# goblin skinner



## hellize (Mar 10, 2019)

Greetings everyone,

I have a little necker to show. 
Handy little fellow and ideal companion for longer walks in the forest or on mountain hikes. Helpful at peeling an apple, when you sit on a fallen tree trunk at lunch time, while goblins are lurking behind you in the bushes. Carving stuff into a stick to pass time in the hung up cage waiting for the water to boil up in the huge cauldron, after the goblins rushed you and dragged you away to their cave in the thick woods. Guess who's coming to dinner?! And finally eviscerating those pesky goblins with great delight, after you manage to free yourself from their primitive cage, thanks also to your trusty little knife and a well developed frontal lobe
it is 20 cm/ 7.9 inch long, the blade is 10 cm/ 3.9 inch long, 30 mm/ 1.2 inch wide. It is forged of 5160 and 1.2516 steels.

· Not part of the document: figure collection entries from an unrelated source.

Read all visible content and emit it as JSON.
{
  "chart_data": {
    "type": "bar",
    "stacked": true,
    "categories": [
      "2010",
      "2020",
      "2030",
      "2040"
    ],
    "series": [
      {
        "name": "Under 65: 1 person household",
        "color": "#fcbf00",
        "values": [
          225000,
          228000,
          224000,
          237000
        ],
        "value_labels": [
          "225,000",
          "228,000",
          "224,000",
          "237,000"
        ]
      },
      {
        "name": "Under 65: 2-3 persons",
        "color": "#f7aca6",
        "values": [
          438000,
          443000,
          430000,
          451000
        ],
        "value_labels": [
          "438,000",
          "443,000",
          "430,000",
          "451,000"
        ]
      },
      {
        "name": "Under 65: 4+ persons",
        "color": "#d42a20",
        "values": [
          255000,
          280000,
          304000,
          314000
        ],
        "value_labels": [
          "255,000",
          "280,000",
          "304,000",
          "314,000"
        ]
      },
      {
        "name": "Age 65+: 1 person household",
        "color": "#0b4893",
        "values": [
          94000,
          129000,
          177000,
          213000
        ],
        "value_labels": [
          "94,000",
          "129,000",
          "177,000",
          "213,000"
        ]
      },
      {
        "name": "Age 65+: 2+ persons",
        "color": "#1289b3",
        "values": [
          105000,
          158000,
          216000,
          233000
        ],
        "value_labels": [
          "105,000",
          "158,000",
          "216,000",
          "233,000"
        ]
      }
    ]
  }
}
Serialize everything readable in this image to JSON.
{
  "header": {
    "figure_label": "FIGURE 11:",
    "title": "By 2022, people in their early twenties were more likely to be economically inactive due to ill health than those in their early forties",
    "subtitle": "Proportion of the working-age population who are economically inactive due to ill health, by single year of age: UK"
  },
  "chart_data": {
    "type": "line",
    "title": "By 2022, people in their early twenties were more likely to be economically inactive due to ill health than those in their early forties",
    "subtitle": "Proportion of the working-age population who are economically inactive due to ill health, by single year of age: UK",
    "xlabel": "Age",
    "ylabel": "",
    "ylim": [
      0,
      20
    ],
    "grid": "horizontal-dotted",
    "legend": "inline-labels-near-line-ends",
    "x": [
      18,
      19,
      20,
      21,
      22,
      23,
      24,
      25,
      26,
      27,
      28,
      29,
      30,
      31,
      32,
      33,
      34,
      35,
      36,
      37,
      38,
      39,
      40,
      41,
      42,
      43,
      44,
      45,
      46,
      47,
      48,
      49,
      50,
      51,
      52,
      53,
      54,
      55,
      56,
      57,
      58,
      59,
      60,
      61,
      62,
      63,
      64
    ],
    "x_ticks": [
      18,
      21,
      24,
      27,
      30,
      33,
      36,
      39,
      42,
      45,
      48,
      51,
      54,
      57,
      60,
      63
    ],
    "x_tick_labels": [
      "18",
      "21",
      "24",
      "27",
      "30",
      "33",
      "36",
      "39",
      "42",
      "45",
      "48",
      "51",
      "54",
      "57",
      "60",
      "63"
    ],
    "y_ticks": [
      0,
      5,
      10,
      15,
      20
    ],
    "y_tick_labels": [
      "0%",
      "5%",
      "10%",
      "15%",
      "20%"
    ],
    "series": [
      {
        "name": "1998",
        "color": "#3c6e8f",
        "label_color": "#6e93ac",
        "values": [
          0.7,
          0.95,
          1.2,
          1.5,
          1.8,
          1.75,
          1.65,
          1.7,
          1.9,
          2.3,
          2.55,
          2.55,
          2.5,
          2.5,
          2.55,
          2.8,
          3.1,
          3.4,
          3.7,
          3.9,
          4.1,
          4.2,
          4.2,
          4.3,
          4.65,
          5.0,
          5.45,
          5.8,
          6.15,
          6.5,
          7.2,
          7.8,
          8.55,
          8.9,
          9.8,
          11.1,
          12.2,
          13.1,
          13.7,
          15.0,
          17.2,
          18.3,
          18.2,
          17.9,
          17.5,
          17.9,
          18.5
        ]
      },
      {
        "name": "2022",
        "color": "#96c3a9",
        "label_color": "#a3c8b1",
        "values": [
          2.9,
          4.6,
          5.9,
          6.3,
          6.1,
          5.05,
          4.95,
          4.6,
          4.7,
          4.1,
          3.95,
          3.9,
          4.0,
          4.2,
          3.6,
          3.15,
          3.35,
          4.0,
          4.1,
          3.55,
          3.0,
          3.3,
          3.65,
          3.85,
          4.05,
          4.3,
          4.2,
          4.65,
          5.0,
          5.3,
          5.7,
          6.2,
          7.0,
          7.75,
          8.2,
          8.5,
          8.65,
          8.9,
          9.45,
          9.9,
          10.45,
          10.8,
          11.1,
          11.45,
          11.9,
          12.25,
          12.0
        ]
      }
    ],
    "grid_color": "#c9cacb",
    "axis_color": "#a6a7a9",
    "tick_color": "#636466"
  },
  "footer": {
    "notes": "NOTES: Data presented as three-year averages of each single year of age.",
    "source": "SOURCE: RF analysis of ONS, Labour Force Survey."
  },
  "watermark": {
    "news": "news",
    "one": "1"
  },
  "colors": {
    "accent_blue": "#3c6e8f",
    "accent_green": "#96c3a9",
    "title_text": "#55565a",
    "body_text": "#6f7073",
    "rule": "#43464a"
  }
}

The handle is made of deer antler and leather disks.
The sheath is made of 4 mm/ 0.16 inch thick, sturdy cowhide.


----------



## daveb (Mar 10, 2019)

A Halloween knife?


----------



## hellize (Mar 10, 2019)

daveb said:


> A Halloween knife?


A knife for every occasion


----------



## milkbaby (Mar 12, 2019)

Nice knife! But not approved by PETOG: People for the Ethical Treatment Of Goblins.


----------



## hellize (Mar 13, 2019)

milkbaby said:


> Nice knife! But not approved by PETOG: People for the Ethical Treatment Of Goblins.


Hehe, yeah, this new, brave world is getting more and more over regulated, day by day.


----------